My answer to that is no, she can’t. Feminist literature needs to do more than simply tell a story. This is one of the many reasons I took issue with Gillian Flynn’s Gone Girl. At the time of its release, women were still laboring under the assumption that sexual assault was rare, and that most allegations of such are false. To write a novel about a woman who makes such false allegations and turn it into a blockbuster movie felt irresponsible to me. No disrespect to Flynn, who needs to make a living like everyone else, but that whole project left a bitter taste in my mouth. You just know there were rape apologists watching Gone Girl and thinking “Ah-ha! I fucking knew it! Liars, all of them!” Perhaps the author is comfortable with that. I, personally, am not.

One of the stickiest parts of feminism is acknowledging that some women do, in fact, suck. Sometimes, men’s complaints ring true. For every accusation that a misogynist shit whistle has lobbed at Women, some individual woman has been guilty of it, because women are people, and people are fucking terrible. There’s little opportunity to explore the ways in which women compound both male misery and their own without appearing to agree with the misogynists, so most of us just steer clear of the subject altogether and pretend the human condition doesn’t apply to us. It would be nice to see that change, though I admit I don’t know how to go about it. At present, there’s too much at stake.

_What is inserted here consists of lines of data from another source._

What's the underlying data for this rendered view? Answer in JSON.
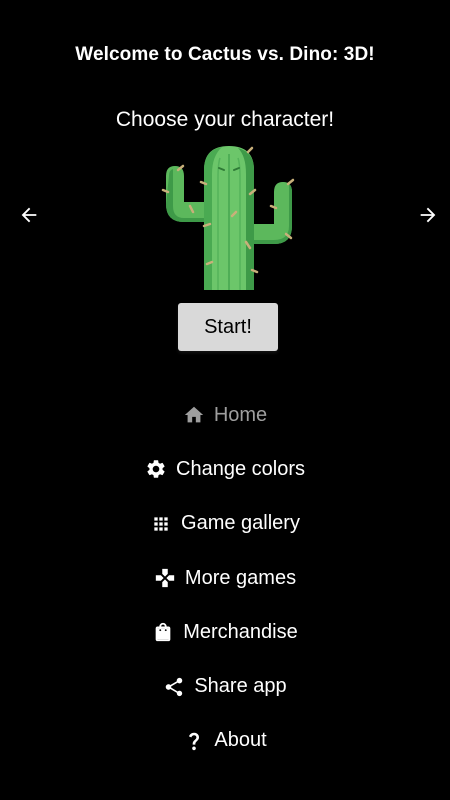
{
  "header": {
    "title": "Welcome to Cactus vs. Dino: 3D!",
    "subtitle": "Choose your character!"
  },
  "carousel": {
    "prev_icon": "arrow-left-icon",
    "next_icon": "arrow-right-icon",
    "character_icon": "cactus-icon"
  },
  "start_button": {
    "label": "Start!"
  },
  "menu": {
    "items": [
      {
        "label": "Home",
        "icon": "home-icon",
        "active": true
      },
      {
        "label": "Change colors",
        "icon": "gear-icon"
      },
      {
        "label": "Game gallery",
        "icon": "grid-icon"
      },
      {
        "label": "More games",
        "icon": "gamepad-icon"
      },
      {
        "label": "Merchandise",
        "icon": "shopping-bag-icon"
      },
      {
        "label": "Share app",
        "icon": "share-icon"
      },
      {
        "label": "About",
        "icon": "question-icon"
      }
    ]
  },
  "colors": {
    "background": "#000000",
    "text": "#ffffff",
    "active_text": "#9e9e9e",
    "button_bg": "#d9d9d9",
    "cactus_green": "#5cb85c",
    "cactus_spine": "#c8b07a"
  }
}
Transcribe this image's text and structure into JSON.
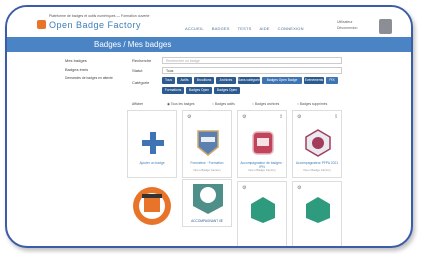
{
  "header": {
    "tagline": "Plateforme de badges et outils numériques — Formation ouverte",
    "logo": "Open Badge Factory",
    "nav": [
      "ACCUEIL",
      "BADGES",
      "TESTS",
      "AIDE",
      "CONNEXION"
    ],
    "user_line1": "Utilisateur",
    "user_line2": "Déconnexion"
  },
  "titlebar": {
    "title": "Badges / Mes badges"
  },
  "sidebar": [
    "Mes badges",
    "Badges émis",
    "Demandes de badges en attente"
  ],
  "filters": {
    "search_label": "Recherche",
    "search_placeholder": "Rechercher un badge",
    "status_label": "Statut",
    "status_value": "Tous",
    "categories_label": "Catégorie",
    "row1": [
      "Tous",
      "Actifs",
      "Brouillons",
      "Archivés",
      "Sans catégorie",
      "Badges Open Badge Factory",
      "Evénements",
      "PIX"
    ],
    "row2": [
      "Formations",
      "Badges Open CBT",
      "Badges Open PEF"
    ]
  },
  "view": {
    "label": "Afficher",
    "options": [
      "Tous les badges",
      "Badges actifs",
      "Badges archivés",
      "Badges supprimés"
    ]
  },
  "cards": [
    {
      "title": "Ajouter un badge",
      "sub": ""
    },
    {
      "title": "Formateur · Formation",
      "sub": "Open Badge Factory"
    },
    {
      "title": "Accompagnateur de badges · IPN",
      "sub": "Open Badge Factory"
    },
    {
      "title": "Accompagnateur PFPA 2021",
      "sub": "Open Badge Factory"
    }
  ],
  "badge_row2_label": "ACCOMPAGNANT IIE",
  "colors": {
    "bar": "#4a84c4",
    "chip": "#2d5b90",
    "frame": "#3b5da8"
  }
}
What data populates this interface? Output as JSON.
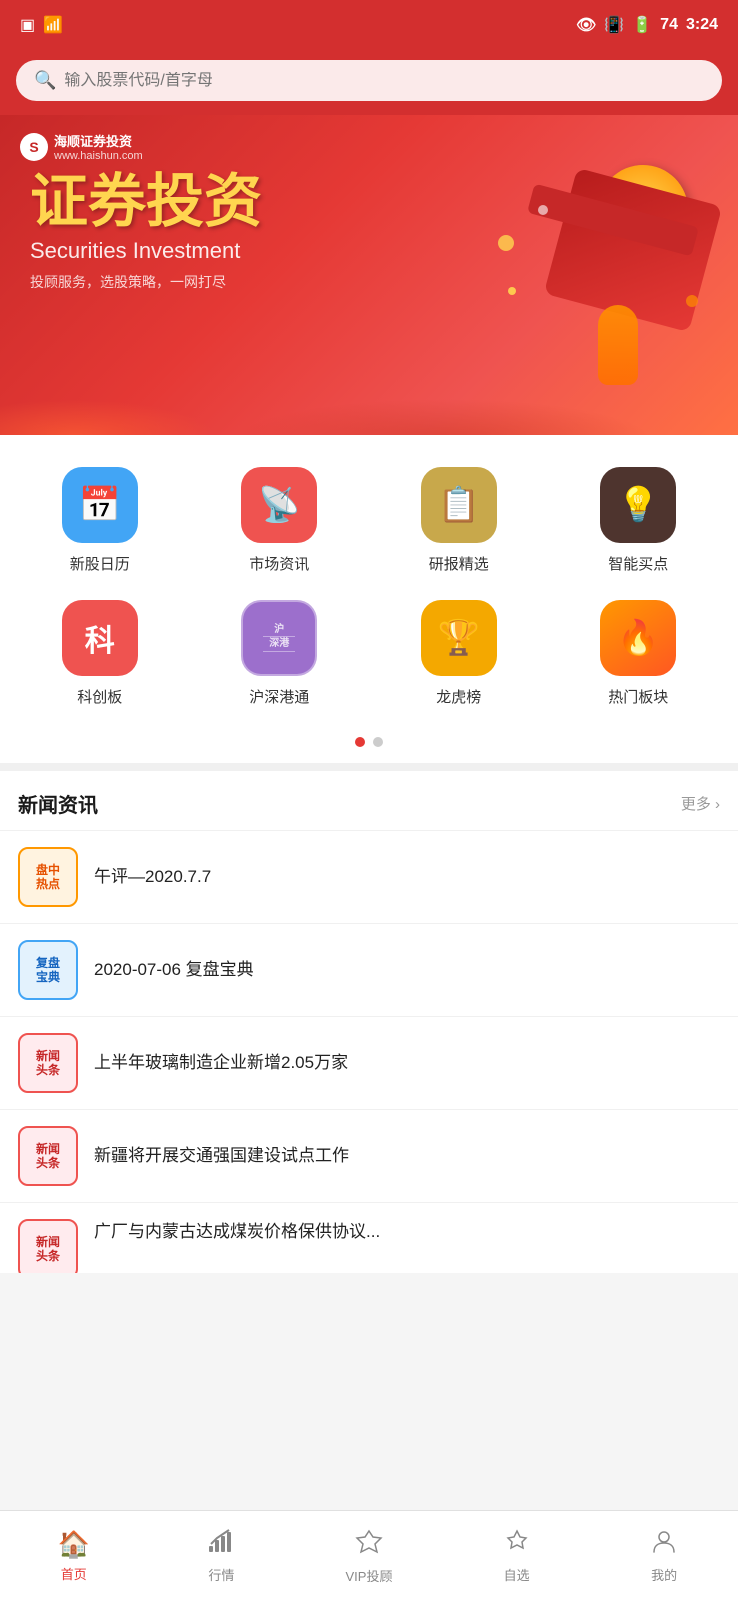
{
  "statusBar": {
    "time": "3:24",
    "battery": "74"
  },
  "search": {
    "placeholder": "输入股票代码/首字母"
  },
  "banner": {
    "logo_name": "海顺证券投资",
    "logo_url": "www.haishun.com",
    "title": "证券投资",
    "subtitle": "Securities Investment",
    "slogan": "投顾服务，选股策略，一网打尽",
    "coin_symbol": "¥"
  },
  "iconGrid": {
    "row1": [
      {
        "id": "new-stock-calendar",
        "label": "新股日历",
        "colorClass": "ic-blue",
        "icon": "📅"
      },
      {
        "id": "market-news",
        "label": "市场资讯",
        "colorClass": "ic-pink",
        "icon": "📡"
      },
      {
        "id": "research-picks",
        "label": "研报精选",
        "colorClass": "ic-gold",
        "icon": "📋"
      },
      {
        "id": "smart-buy",
        "label": "智能买点",
        "colorClass": "ic-dark",
        "icon": "💡"
      }
    ],
    "row2": [
      {
        "id": "star-market",
        "label": "科创板",
        "colorClass": "ic-red-text",
        "icon": "科"
      },
      {
        "id": "hk-connect",
        "label": "沪深港通",
        "colorClass": "ic-purple",
        "icon": "🏛"
      },
      {
        "id": "dragon-tiger",
        "label": "龙虎榜",
        "colorClass": "ic-orange-gold",
        "icon": "🏆"
      },
      {
        "id": "hot-sectors",
        "label": "热门板块",
        "colorClass": "ic-orange-fire",
        "icon": "🔥"
      }
    ]
  },
  "pagination": {
    "active": 0,
    "total": 2
  },
  "newsSection": {
    "title": "新闻资讯",
    "more_label": "更多 ›",
    "items": [
      {
        "id": "news-1",
        "badge_text": "盘中\n热点",
        "badge_style": "badge-orange",
        "text": "午评—2020.7.7"
      },
      {
        "id": "news-2",
        "badge_text": "复盘\n宝典",
        "badge_style": "badge-blue",
        "text": "2020-07-06 复盘宝典"
      },
      {
        "id": "news-3",
        "badge_text": "新闻\n头条",
        "badge_style": "badge-red",
        "text": "上半年玻璃制造企业新增2.05万家"
      },
      {
        "id": "news-4",
        "badge_text": "新闻\n头条",
        "badge_style": "badge-red",
        "text": "新疆将开展交通强国建设试点工作"
      },
      {
        "id": "news-5",
        "badge_text": "新闻\n头条",
        "badge_style": "badge-red",
        "text": "广厂与内蒙古达成煤炭价格保供协议..."
      }
    ]
  },
  "bottomNav": {
    "items": [
      {
        "id": "home",
        "label": "首页",
        "icon": "🏠",
        "active": true
      },
      {
        "id": "market",
        "label": "行情",
        "icon": "📈",
        "active": false
      },
      {
        "id": "vip",
        "label": "VIP投顾",
        "icon": "💎",
        "active": false
      },
      {
        "id": "watchlist",
        "label": "自选",
        "icon": "⭐",
        "active": false
      },
      {
        "id": "profile",
        "label": "我的",
        "icon": "👤",
        "active": false
      }
    ]
  }
}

The patriarchy poisons us all. Women are often complicit in misogyny. They can also be insensitive clods that use misogyny to justify inconsiderate behavior (i.e. “why should I even attempt to care about a man’s feelings or empathize with him on a human level when he’s probably a rapist anyway?”). That isn’t woke. That isn’t helping. This story, whether the author realizes it or not, validates many of the fears misogynists have. Chief among them are the ideas that sex is a weapon women use against them, that humiliation and rejection are ever-present threats, that women will turn on you for the shallowest reasons, that we are inscrutable, that we are unknowable, that we lack empathy, etc. Perpetuating these myths is the last thing we ought to do, yet in Cat Person they are presented with unflinching starkness. In an era of honor killings, spree shootings, decades-long abuse scandals, predatory presidents/supreme court justices, and the steady erosion of our reproductive rights, that’s a fairly dangerous road to traverse. In fact, this whole story faintly reeks of incel ideology.